My mom challenged me the other day to pick a theme word for the upcoming year.  Out of a plethora of possibilities, I decided to choose the word FOCUS.  However, in thinking about focus, I realize that I also need to embrace perspective.


So why  FOCUS ? First of all, why not?!  We live in a large world with possibilities and distractions constantly bombarding our senses.  At some point, we need to filter out the excess.  I also want to choose to be clear about where I'm going, what I'm doing, and who I am.  This makes me think of my vision:  When my eyes are tired, I have trouble focusing them and need to wear glasses.  Often, I will experience some double vision, as my eyes try to work together.  To me, this exemplifies the role I need FOCUS to take in my life...I need focus to bring the different working parts of my life into the same line, for a stronger purpose.


I have found that being tired changes my ability to  FOCUS ...or rather, I let it change my ability.  Being true to the path takes attention to detail and energy, which are not always available resources.  I think this is where perspective comes into play.  As a perfectionist, I would rather choose to fail or stop something than to make a mistake.  (At least then it's my choice, and I am still perfect in my choices.)  The irony is that choosing to fail leads me down a different path than I choose to be on, and so I have to embrace perspective.  


For me, embracing perspective gives me the opportunity to step back from the path, even if it's just to pause along the way.  I choose to turn around and look at where I've been and where I'm going.  I don't live in the past or in the future, so moments away from the present allow me to remember why I am where I am today.  It is important for me to recognize that I am not only on my path, but also a path that is going somewhere, doing something...

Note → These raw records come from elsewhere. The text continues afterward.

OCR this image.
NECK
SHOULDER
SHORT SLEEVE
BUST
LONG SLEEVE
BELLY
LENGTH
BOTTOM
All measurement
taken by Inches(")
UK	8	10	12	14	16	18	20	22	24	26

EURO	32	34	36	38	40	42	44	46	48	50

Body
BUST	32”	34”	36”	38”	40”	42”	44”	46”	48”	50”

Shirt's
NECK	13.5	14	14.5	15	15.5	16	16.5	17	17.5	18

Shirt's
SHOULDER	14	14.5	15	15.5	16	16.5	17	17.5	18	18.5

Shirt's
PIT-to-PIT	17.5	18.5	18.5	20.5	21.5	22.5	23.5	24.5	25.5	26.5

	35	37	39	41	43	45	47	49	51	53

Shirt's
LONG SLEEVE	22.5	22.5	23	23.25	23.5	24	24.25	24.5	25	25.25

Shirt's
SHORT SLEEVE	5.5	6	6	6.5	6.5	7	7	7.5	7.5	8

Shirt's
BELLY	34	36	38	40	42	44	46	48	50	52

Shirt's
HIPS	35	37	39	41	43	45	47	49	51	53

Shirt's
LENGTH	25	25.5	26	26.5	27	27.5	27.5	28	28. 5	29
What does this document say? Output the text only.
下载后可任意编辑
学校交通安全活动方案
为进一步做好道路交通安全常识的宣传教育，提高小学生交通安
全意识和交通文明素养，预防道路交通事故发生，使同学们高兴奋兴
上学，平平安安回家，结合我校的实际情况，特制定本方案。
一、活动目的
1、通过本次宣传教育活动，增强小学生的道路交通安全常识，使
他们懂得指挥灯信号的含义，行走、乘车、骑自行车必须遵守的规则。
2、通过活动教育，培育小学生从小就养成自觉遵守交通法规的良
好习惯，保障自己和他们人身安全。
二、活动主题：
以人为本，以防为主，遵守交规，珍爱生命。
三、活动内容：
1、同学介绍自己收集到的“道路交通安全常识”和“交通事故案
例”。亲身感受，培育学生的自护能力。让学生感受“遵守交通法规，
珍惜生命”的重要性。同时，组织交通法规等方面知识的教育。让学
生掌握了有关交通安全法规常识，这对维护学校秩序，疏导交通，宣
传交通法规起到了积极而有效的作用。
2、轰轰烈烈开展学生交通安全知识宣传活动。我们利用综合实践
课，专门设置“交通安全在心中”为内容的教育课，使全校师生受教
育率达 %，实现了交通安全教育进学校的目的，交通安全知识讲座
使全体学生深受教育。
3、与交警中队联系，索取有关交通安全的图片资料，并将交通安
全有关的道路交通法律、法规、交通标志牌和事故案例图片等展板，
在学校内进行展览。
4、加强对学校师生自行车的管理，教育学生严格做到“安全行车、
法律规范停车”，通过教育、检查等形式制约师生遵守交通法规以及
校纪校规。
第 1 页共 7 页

So what do focus and perspective have to do with seeing yourself differently?  Maybe nothing...but if you're like me, maybe everything.  Like I said earlier, if I am tired, I experience bouts of double vision.  For me, I can experience emotional "double vision" when I fundamentally know something, but I cannot get past thinking of it in a certain way.  For example - without sounding egotistical - I know I am not ugly, but I struggle with seeing myself as anything but unattractive.  In fact, I refuse compliments, challenge others' opinions, and even describe myself negatively.  It was only recently that I stepped back from my view of myself and tried to see what others were talking about...I was so focused on what I was telling myself was the "truth", that I couldn't see what was real.  I had to change perspective, which for me demanded that I stopped defining my own personal beauty as physical.  


The transition was not immediate...but the effects were.  I have had many people stop me to comment that I am "carrying" myself differently now - that I seem different...and I am.  I am allowing myself to not focus inwardly on the negative, but to still maintain focus on the path I'm traveling.  This change in perspective has given me greater focus than I thought possible, because I am able to filter out the negative to define and travel a more narrow path.


So 2012 brings FOCUS into my life.  I am eager to see how and where I travel, knowing that I will be a better me at the end of the year!